There were a lot of very glamorous media types there, compared to whom all the authors looked a bit bewildered and intimidated. Or perhaps that was just how I felt. I must have shaken hands with 50 people, many of whom I recognised by name but not face, which is an unusual kind of fame these days, I think. 150 years ago most people would have been hard-pressed to recognise Queen Victoria – today it’s easy to recognise celebritites, but hard to work out where you recognise them <i>from</i>. At the Orange party, though, I kept being introduced to people I didn’t recognise at all whose hands I shook while mentally processing the name and finally coming up with “oh! you wrote that wonderful book about…” Fortunately, I don’t think I accused anyone of writing the wrong book.

I read a strange article a couple of days after the Orange party complaining that the invitations weren’t very environmentally friendly (they were orange perspex squares) and what was she supposed to do with hers? I don’t know about that journalist, but personally I gathered up half a dozen and intend to use them as coasters. “Oh, that? Yes, that’s the invitation from the night I won that prize. No, no, it was nothing really.” Not that I’m feeling smug, no no.

In any case, the thing that I was actually intending to write about but seem to have completely ignored was this. It is an article which made me very angry for reasons which have been plastered all over the blogosphere so I scarcely need to repeat them. Except (yeah, OK, so maybe I do need to repeat one or two) that it seemed to me to suffer from the Brokeback Mountain problem.

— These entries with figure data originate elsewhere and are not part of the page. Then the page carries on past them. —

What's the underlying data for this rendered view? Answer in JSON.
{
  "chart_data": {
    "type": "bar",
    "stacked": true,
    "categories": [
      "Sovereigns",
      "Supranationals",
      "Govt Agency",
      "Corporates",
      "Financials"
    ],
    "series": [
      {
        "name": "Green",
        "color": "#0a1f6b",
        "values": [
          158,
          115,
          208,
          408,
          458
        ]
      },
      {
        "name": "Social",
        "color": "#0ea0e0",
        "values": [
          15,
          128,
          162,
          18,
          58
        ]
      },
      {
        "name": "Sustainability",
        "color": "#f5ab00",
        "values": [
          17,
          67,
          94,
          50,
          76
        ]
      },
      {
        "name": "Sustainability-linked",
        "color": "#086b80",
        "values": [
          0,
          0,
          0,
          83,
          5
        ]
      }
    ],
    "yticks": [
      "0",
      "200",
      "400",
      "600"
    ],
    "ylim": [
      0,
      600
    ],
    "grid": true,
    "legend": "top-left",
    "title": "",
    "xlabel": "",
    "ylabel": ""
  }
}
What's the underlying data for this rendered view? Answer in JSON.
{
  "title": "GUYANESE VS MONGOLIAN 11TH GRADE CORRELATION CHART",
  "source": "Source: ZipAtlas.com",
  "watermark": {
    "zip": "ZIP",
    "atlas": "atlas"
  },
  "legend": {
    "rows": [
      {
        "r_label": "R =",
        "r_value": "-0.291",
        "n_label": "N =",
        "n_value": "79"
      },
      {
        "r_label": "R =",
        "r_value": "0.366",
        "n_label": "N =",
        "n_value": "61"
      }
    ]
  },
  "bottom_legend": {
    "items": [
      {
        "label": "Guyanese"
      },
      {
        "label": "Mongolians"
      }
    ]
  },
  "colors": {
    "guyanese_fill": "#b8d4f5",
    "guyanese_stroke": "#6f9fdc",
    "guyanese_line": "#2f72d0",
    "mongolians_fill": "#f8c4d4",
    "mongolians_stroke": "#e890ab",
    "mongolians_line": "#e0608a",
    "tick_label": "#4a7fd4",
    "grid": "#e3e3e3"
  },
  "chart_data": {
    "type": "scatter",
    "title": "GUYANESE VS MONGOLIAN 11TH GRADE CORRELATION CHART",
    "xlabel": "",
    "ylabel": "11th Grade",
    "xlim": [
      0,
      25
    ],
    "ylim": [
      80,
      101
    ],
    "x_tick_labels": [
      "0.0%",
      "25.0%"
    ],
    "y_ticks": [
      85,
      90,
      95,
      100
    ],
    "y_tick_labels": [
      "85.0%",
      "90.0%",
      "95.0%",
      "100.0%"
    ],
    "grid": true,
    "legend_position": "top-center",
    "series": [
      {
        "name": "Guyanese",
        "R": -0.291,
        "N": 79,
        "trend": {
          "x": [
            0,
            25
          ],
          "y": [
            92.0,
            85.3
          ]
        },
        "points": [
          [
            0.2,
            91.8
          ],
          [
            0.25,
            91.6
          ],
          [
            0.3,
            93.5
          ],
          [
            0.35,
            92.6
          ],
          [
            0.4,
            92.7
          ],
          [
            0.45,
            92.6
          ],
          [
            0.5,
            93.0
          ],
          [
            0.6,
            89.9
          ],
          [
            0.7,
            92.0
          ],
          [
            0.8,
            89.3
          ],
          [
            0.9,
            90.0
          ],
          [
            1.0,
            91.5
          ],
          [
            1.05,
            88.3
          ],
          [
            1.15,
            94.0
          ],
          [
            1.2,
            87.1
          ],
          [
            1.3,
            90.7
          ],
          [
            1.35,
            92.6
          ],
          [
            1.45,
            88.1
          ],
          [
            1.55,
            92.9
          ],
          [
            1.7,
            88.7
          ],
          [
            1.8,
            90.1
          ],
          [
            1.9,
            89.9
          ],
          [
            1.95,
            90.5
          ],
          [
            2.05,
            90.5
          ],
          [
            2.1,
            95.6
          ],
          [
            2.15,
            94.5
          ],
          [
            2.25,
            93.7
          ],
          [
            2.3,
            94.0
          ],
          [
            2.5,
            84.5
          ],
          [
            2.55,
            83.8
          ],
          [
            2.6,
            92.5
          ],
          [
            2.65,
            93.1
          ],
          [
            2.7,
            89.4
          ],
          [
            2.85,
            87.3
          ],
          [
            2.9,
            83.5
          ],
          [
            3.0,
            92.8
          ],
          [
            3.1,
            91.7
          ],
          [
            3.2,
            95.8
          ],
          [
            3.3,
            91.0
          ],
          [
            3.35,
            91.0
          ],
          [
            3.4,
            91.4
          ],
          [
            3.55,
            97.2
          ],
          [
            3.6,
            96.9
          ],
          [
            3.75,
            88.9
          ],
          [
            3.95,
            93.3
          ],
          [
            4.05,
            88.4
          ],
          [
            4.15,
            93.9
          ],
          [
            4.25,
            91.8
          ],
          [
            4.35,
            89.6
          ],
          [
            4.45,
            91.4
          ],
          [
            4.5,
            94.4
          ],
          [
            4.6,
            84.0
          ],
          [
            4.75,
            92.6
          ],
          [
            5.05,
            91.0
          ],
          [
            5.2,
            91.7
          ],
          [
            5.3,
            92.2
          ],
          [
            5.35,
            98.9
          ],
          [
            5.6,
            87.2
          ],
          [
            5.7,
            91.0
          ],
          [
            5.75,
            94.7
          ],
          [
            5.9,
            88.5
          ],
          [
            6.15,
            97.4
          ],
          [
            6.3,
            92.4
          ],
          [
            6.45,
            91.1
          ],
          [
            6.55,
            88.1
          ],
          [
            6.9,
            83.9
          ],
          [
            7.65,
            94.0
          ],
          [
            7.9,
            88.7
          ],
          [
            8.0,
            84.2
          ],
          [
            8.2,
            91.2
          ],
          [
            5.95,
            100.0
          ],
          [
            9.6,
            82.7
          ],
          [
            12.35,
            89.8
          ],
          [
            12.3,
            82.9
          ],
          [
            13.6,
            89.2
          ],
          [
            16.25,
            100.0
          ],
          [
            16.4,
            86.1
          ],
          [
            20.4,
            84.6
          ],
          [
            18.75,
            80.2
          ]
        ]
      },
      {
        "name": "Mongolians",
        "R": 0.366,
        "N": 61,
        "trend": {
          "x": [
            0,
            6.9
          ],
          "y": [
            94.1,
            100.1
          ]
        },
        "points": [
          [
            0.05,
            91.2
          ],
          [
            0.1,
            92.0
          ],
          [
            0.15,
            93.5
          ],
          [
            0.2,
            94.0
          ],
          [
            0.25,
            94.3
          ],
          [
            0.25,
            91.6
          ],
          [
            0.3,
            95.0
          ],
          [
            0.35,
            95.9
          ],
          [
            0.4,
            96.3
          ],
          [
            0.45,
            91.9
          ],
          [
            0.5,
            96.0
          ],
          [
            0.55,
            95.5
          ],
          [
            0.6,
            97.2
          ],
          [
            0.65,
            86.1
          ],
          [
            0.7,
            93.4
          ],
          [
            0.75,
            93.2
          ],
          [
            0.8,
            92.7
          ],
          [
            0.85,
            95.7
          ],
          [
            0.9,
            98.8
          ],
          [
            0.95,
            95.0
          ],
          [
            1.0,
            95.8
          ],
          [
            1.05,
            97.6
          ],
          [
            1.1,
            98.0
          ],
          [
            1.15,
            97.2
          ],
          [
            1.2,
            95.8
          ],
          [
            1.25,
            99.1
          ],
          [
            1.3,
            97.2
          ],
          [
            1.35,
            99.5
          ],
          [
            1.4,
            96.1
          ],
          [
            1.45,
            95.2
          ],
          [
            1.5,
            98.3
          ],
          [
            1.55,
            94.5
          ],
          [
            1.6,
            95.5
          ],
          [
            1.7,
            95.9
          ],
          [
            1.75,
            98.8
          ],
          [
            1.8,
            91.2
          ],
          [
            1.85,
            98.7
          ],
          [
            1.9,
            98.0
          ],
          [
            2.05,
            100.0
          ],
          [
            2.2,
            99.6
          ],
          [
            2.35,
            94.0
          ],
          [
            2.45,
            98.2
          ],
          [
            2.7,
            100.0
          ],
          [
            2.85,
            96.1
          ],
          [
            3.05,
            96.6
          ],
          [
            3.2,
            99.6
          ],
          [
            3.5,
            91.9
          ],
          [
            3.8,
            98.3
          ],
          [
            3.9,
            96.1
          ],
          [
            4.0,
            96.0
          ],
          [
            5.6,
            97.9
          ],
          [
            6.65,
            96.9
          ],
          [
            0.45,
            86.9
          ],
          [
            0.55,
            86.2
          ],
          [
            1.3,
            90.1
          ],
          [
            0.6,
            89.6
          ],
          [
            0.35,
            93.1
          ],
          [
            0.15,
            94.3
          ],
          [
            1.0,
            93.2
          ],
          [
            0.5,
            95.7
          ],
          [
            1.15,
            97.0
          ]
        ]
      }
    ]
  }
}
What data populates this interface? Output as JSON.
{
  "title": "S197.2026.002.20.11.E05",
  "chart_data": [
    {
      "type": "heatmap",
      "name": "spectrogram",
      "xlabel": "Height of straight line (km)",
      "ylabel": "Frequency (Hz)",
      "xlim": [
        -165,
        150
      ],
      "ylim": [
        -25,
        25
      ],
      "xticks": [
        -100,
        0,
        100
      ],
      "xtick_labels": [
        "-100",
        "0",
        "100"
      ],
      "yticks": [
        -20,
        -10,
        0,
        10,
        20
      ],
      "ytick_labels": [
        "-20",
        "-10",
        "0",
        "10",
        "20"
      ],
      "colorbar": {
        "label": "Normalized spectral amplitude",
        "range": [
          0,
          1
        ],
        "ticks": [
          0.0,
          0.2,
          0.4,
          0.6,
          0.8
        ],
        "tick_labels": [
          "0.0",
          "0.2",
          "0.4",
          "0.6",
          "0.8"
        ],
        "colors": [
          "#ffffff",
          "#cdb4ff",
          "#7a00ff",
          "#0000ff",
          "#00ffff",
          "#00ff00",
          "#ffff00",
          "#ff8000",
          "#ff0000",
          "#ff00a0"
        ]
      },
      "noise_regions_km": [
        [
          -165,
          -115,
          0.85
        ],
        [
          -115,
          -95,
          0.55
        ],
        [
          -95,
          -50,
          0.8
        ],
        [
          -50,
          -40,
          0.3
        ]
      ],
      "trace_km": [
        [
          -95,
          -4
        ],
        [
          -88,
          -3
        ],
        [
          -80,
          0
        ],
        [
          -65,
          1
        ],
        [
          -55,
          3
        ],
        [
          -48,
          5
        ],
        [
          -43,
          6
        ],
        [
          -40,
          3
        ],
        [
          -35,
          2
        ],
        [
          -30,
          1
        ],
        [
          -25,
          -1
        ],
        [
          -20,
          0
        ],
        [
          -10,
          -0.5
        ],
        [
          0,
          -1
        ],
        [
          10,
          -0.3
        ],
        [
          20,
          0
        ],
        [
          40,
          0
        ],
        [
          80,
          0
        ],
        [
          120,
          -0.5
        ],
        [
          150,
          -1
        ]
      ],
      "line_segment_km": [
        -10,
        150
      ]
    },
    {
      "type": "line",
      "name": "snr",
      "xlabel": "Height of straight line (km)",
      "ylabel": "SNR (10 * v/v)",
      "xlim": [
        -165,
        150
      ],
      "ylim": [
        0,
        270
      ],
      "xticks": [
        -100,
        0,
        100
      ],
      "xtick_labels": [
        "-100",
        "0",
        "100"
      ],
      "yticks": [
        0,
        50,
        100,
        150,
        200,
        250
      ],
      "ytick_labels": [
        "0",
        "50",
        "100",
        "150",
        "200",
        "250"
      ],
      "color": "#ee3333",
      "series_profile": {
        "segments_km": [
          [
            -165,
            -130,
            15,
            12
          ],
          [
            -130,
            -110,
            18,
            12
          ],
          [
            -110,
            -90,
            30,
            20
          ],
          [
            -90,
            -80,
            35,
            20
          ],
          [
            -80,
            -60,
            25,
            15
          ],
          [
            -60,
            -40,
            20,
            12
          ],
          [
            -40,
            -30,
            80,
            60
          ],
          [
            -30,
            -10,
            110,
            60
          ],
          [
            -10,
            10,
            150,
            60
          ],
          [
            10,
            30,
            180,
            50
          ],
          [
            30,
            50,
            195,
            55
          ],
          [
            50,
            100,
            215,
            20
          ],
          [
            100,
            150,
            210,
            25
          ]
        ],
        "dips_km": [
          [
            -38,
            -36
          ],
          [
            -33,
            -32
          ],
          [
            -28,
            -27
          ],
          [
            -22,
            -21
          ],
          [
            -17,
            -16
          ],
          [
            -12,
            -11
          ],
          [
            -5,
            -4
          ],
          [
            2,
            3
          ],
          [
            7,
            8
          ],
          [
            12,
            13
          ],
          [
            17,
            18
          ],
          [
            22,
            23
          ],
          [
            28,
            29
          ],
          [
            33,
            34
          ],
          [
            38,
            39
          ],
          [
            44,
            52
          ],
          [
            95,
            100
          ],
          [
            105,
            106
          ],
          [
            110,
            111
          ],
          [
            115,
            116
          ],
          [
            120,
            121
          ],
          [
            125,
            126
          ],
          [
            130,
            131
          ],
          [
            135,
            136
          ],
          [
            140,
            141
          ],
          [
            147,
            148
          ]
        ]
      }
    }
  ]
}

I may be the only person in the Western World not to have liked Brokeback Mountain. And I’d agree it was well-acted, well-shot, well-written and well-directed. Jake Gyllenhaal’s performance in particular was exquisite. But the intensity of misery was far too much for me. I thought that a lot of people would have come out of that movie thinking “oh, poor gay people, how horrible life is for them, I really do feel sorry for them.” Which is of course patronising, not to mention grossly inaccurate.

Of course, Brokeback was a piece of fiction – it couldn’t be expected to “represent both sides” by showing some happy gay men having a great time. That would have been leaden and dreadful. But that Guardian article is a piece of journalism not fiction. It could have thought around the issues. It might have demonstrated insight and thougtfulness. But instead it said, essentially “oh, poor fat people, how horrible life is for them.”

Does this journalist not know any fat people? Doesn’t she have any fat friends, or colleagues, or relatives? (Perhaps she doesn’t. Perhaps she should write about why that is.) Doesn’t she have anyone to tell her that fat people often have fun, exciting, interesting lives? Some of us even win literary awards, you know.